The Law creates a new article 115 number 13a L.I.R.[2], which introduces the option for employers to grant their employees a so-called “prime participative” (profit-sharing bonus) that can enjoy a 50% exemption from income tax.

The profit-sharing bonus depends on the profit that the employer has made for the previous trading year to the one for which the profit-sharing bonus is awarded to employees.

The profit-sharing bonus may enjoy a 50% exemption from income tax if the following conditions are met:

  • the employer must make a profit;
  • the employer must keep regular accounts for the tax year for which it awards the profit-sharing bonus, as well as for the year before that tax year;
  • the total value of the profit-sharing bonus that can be awarded to employees is limited to 5% of the profit generated during the trading year immediately preceding the year for which the profit-sharing premium is awarded to employees;
  • when it is awarded, the employer must send a list of the names of the employees benefiting from the profit-sharing bonus and the 50% exemption in the required format to the official representative from the relevant RTS tax office to verify the employer;
  • the employee receiving the bonus must be affiliated with a social security scheme;
  • the profit-sharing bonus does not exceed 25% of the total gross annual salary of the employee in question, excluding benefits in cash and in kind.

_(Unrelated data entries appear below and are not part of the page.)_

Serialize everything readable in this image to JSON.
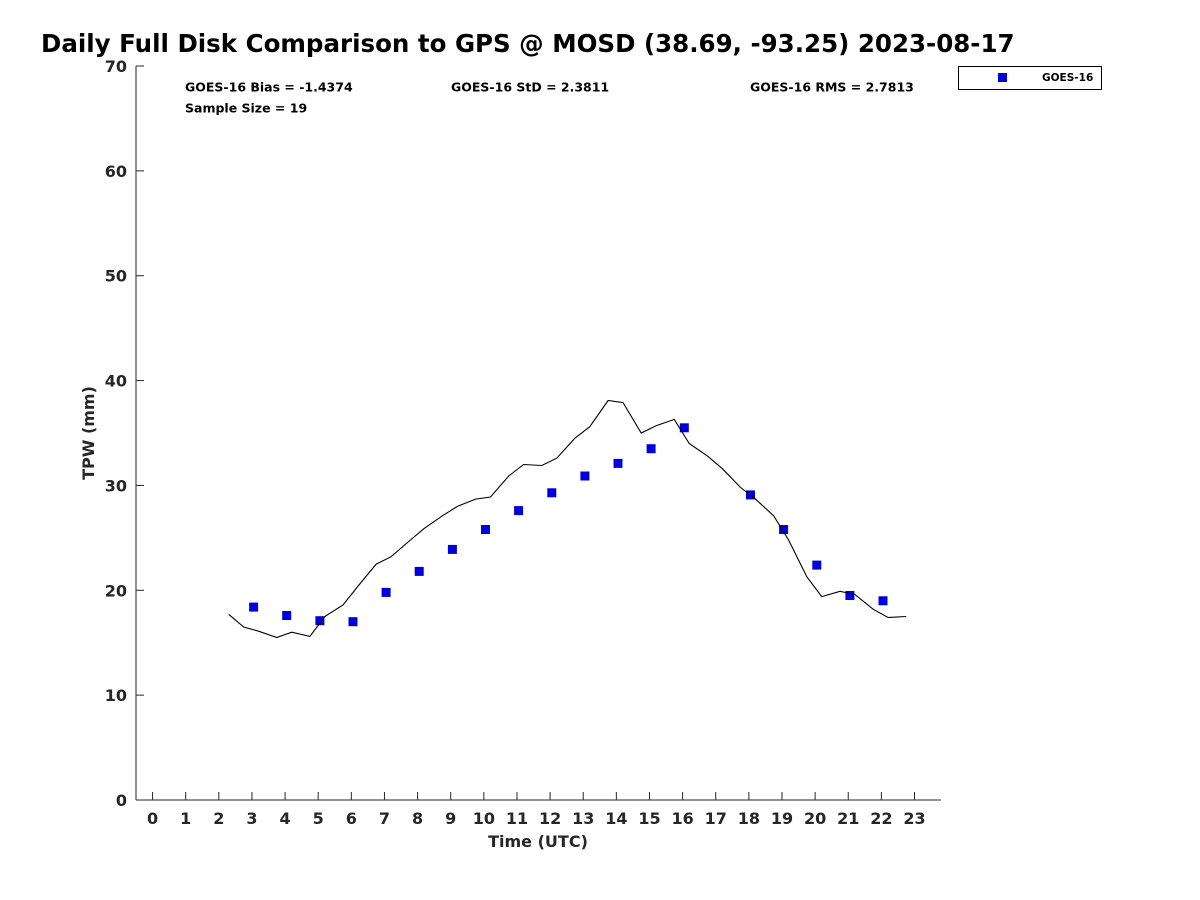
{
  "chart_data": {
    "type": "scatter",
    "title": "Daily Full Disk Comparison to GPS @ MOSD (38.69, -93.25) 2023-08-17",
    "xlabel": "Time (UTC)",
    "ylabel": "TPW (mm)",
    "xlim": [
      -0.5,
      23.8
    ],
    "ylim": [
      0,
      70
    ],
    "x_ticks": [
      0,
      1,
      2,
      3,
      4,
      5,
      6,
      7,
      8,
      9,
      10,
      11,
      12,
      13,
      14,
      15,
      16,
      17,
      18,
      19,
      20,
      21,
      22,
      23
    ],
    "y_ticks": [
      0,
      10,
      20,
      30,
      40,
      50,
      60,
      70
    ],
    "grid": false,
    "legend_position": "outside top-right",
    "stats": {
      "bias": "GOES-16 Bias = -1.4374",
      "std": "GOES-16 StD = 2.3811",
      "rms": "GOES-16 RMS = 2.7813",
      "sample_size": "Sample Size = 19"
    },
    "series": [
      {
        "name": "GOES-16",
        "style": "square-marker",
        "color": "#0000dd",
        "points": [
          [
            3.05,
            18.4
          ],
          [
            4.05,
            17.6
          ],
          [
            5.05,
            17.1
          ],
          [
            6.05,
            17.0
          ],
          [
            7.05,
            19.8
          ],
          [
            8.05,
            21.8
          ],
          [
            9.05,
            23.9
          ],
          [
            10.05,
            25.8
          ],
          [
            11.05,
            27.6
          ],
          [
            12.05,
            29.3
          ],
          [
            13.05,
            30.9
          ],
          [
            14.05,
            32.1
          ],
          [
            15.05,
            33.5
          ],
          [
            16.05,
            35.5
          ],
          [
            18.05,
            29.1
          ],
          [
            19.05,
            25.8
          ],
          [
            20.05,
            22.4
          ],
          [
            21.05,
            19.5
          ],
          [
            22.05,
            19.0
          ]
        ]
      },
      {
        "style": "line",
        "color": "#000000",
        "points": [
          [
            2.3,
            17.7
          ],
          [
            2.75,
            16.5
          ],
          [
            3.2,
            16.1
          ],
          [
            3.75,
            15.5
          ],
          [
            4.2,
            16.0
          ],
          [
            4.75,
            15.6
          ],
          [
            5.2,
            17.5
          ],
          [
            5.75,
            18.6
          ],
          [
            6.2,
            20.4
          ],
          [
            6.75,
            22.5
          ],
          [
            7.2,
            23.2
          ],
          [
            7.75,
            24.7
          ],
          [
            8.2,
            25.9
          ],
          [
            8.75,
            27.1
          ],
          [
            9.2,
            28.0
          ],
          [
            9.75,
            28.7
          ],
          [
            10.2,
            28.9
          ],
          [
            10.75,
            30.9
          ],
          [
            11.2,
            32.0
          ],
          [
            11.75,
            31.9
          ],
          [
            12.2,
            32.6
          ],
          [
            12.75,
            34.5
          ],
          [
            13.2,
            35.6
          ],
          [
            13.75,
            38.1
          ],
          [
            14.2,
            37.9
          ],
          [
            14.75,
            35.0
          ],
          [
            15.2,
            35.7
          ],
          [
            15.75,
            36.3
          ],
          [
            16.2,
            34.0
          ],
          [
            16.75,
            32.8
          ],
          [
            17.2,
            31.6
          ],
          [
            17.75,
            29.8
          ],
          [
            18.2,
            28.7
          ],
          [
            18.75,
            27.1
          ],
          [
            19.2,
            24.8
          ],
          [
            19.75,
            21.3
          ],
          [
            20.2,
            19.4
          ],
          [
            20.75,
            19.9
          ],
          [
            21.2,
            19.6
          ],
          [
            21.75,
            18.2
          ],
          [
            22.2,
            17.4
          ],
          [
            22.75,
            17.5
          ]
        ]
      }
    ]
  }
}
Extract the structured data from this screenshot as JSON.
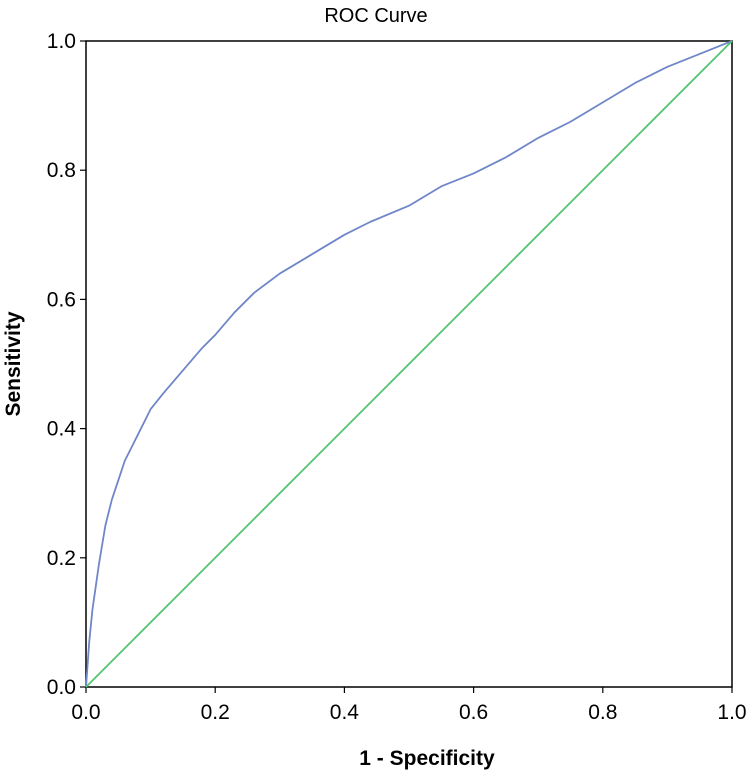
{
  "chart_data": {
    "type": "line",
    "title": "ROC Curve",
    "xlabel": "1 - Specificity",
    "ylabel": "Sensitivity",
    "xlim": [
      0,
      1
    ],
    "ylim": [
      0,
      1
    ],
    "x_ticks": [
      "0.0",
      "0.2",
      "0.4",
      "0.6",
      "0.8",
      "1.0"
    ],
    "y_ticks": [
      "0.0",
      "0.2",
      "0.4",
      "0.6",
      "0.8",
      "1.0"
    ],
    "grid": false,
    "legend": "none",
    "series": [
      {
        "color": "#6f86c8",
        "x": [
          0,
          0.005,
          0.01,
          0.02,
          0.03,
          0.04,
          0.05,
          0.06,
          0.07,
          0.08,
          0.1,
          0.12,
          0.15,
          0.18,
          0.2,
          0.23,
          0.26,
          0.3,
          0.35,
          0.4,
          0.44,
          0.5,
          0.55,
          0.6,
          0.65,
          0.7,
          0.75,
          0.8,
          0.85,
          0.9,
          0.95,
          1.0
        ],
        "y": [
          0,
          0.07,
          0.12,
          0.19,
          0.25,
          0.29,
          0.32,
          0.35,
          0.37,
          0.39,
          0.43,
          0.455,
          0.49,
          0.525,
          0.545,
          0.58,
          0.61,
          0.64,
          0.67,
          0.7,
          0.72,
          0.745,
          0.775,
          0.795,
          0.82,
          0.85,
          0.875,
          0.905,
          0.935,
          0.96,
          0.98,
          1.0
        ]
      },
      {
        "color": "#52c66e",
        "x": [
          0,
          1
        ],
        "y": [
          0,
          1
        ]
      }
    ]
  }
}
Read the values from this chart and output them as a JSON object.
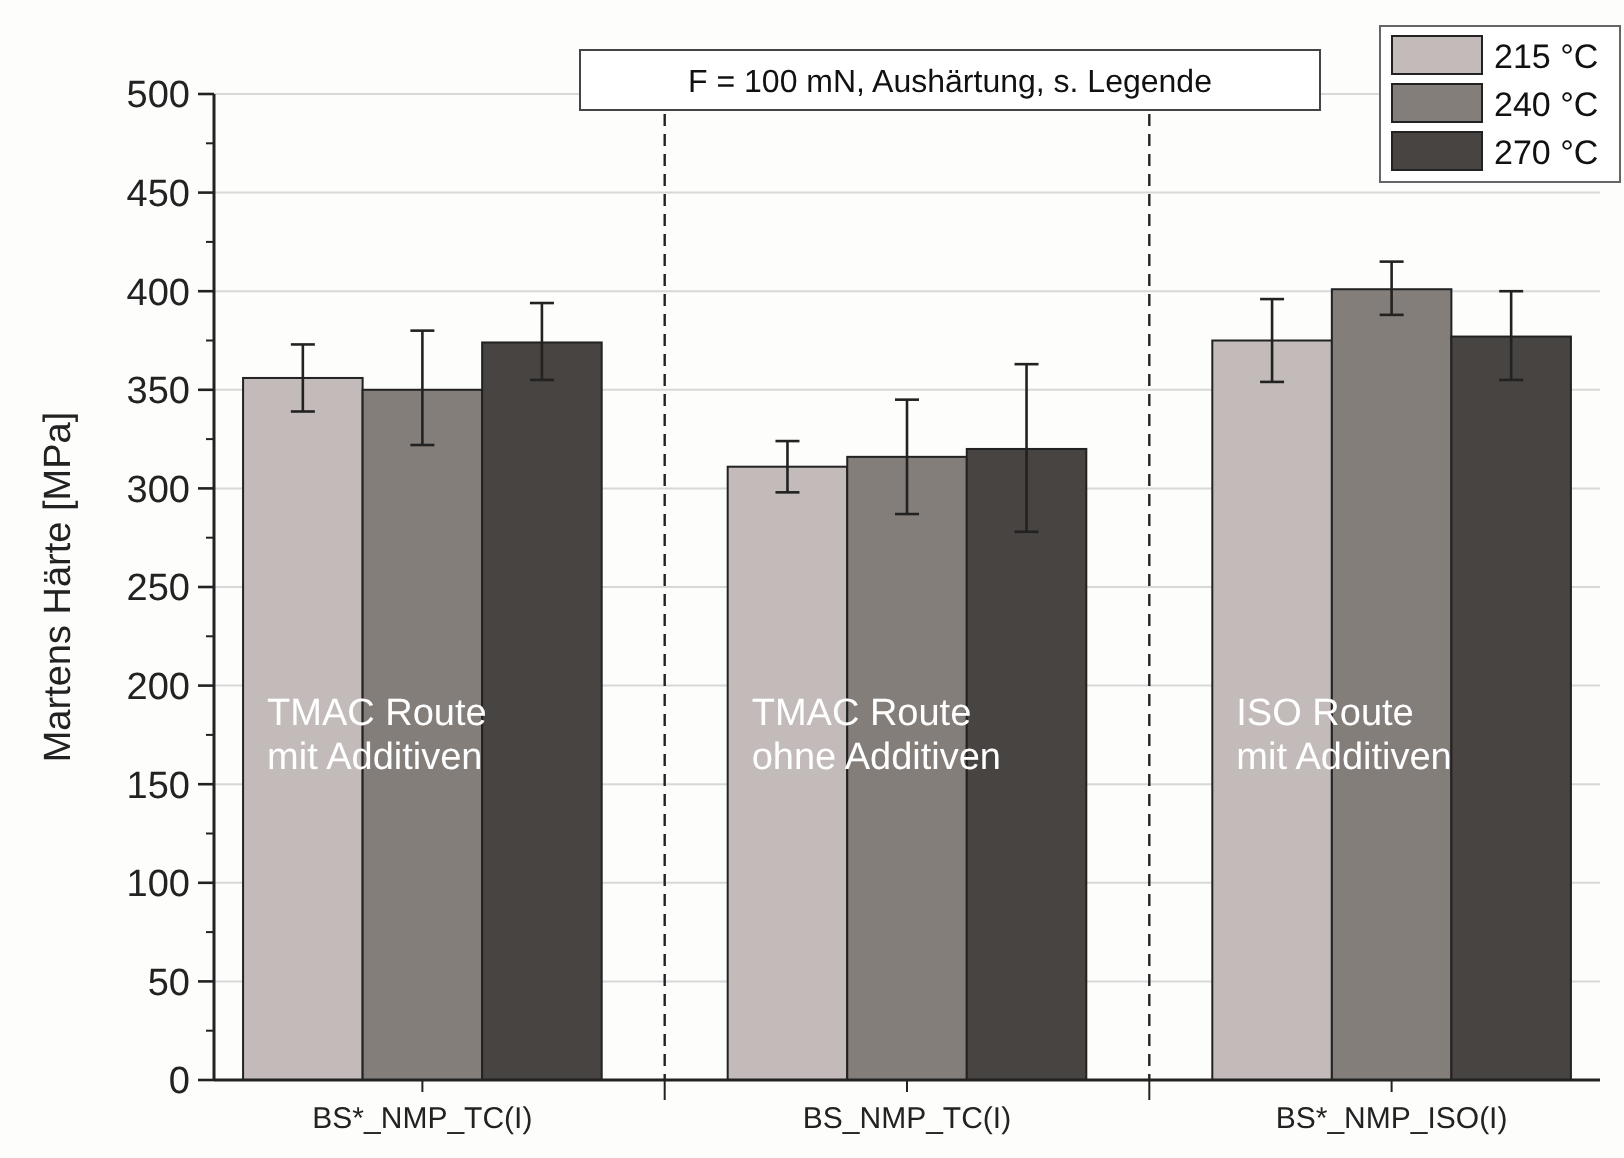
{
  "chart_data": {
    "type": "bar",
    "ylabel": "Martens Härte [MPa]",
    "categories": [
      "BS*_NMP_TC(I)",
      "BS_NMP_TC(I)",
      "BS*_NMP_ISO(I)"
    ],
    "series": [
      {
        "name": "215 °C",
        "color": "#c3bbb9",
        "values": [
          356,
          311,
          375
        ],
        "errors": [
          [
            339,
            373
          ],
          [
            298,
            324
          ],
          [
            354,
            396
          ]
        ]
      },
      {
        "name": "240 °C",
        "color": "#847e7b",
        "values": [
          350,
          316,
          401
        ],
        "errors": [
          [
            322,
            380
          ],
          [
            287,
            345
          ],
          [
            388,
            415
          ]
        ]
      },
      {
        "name": "270 °C",
        "color": "#484441",
        "values": [
          374,
          320,
          377
        ],
        "errors": [
          [
            355,
            394
          ],
          [
            278,
            363
          ],
          [
            355,
            400
          ]
        ]
      }
    ],
    "ylim": [
      0,
      500
    ],
    "yticks": [
      0,
      50,
      100,
      150,
      200,
      250,
      300,
      350,
      400,
      450,
      500
    ],
    "grid": "y",
    "legend": "top right",
    "annotations": [
      "F = 100 mN, Aushärtung, s. Legende",
      "TMAC Route\nmit Additiven",
      "TMAC Route\nohne Additiven",
      "ISO Route\nmit Additiven"
    ]
  }
}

It is worth nothing that this system is entirely optional and that the choice and number of employees who will benefit from it is at the employer’s discretion.

For more information, please see (documents available in French):

  • New tax system for “impatriates” 

The Law stipulates that tax exemptions granted to employees referred to as “impatriates” (impatriés) as well as the conditions for applying this system are now defined in a new article 115 number 13b L.I.R., which may be specified in a Grand Ducal regulation.

This follows on from the abrogation, as of the 2021 tax year, of Circulaire L.I.R. no. 95/2 of 27 January 2014 on the tax system for expenses and fees relating to the recruitment from the international market of employees referred to as “impatriés” (“impatriates”) (see our Newsflash of 17 December 2020).

As a reminder, a transition period stipulated by Circulaire L.I.R. no. 95/2 of 14 December 2020 applies to “impatriates” who started working in Luxembourg between 2016 and 2020 inclusive.



[1] The law of 20 December 2020 on the budget for state revenue and expenditure for the 2021 financial year was published in Mémorial A no. 1061 on 23 December 2020, and came into force on 1 January 2021.

[2]   Modified law of 4 December 1967 on income tax.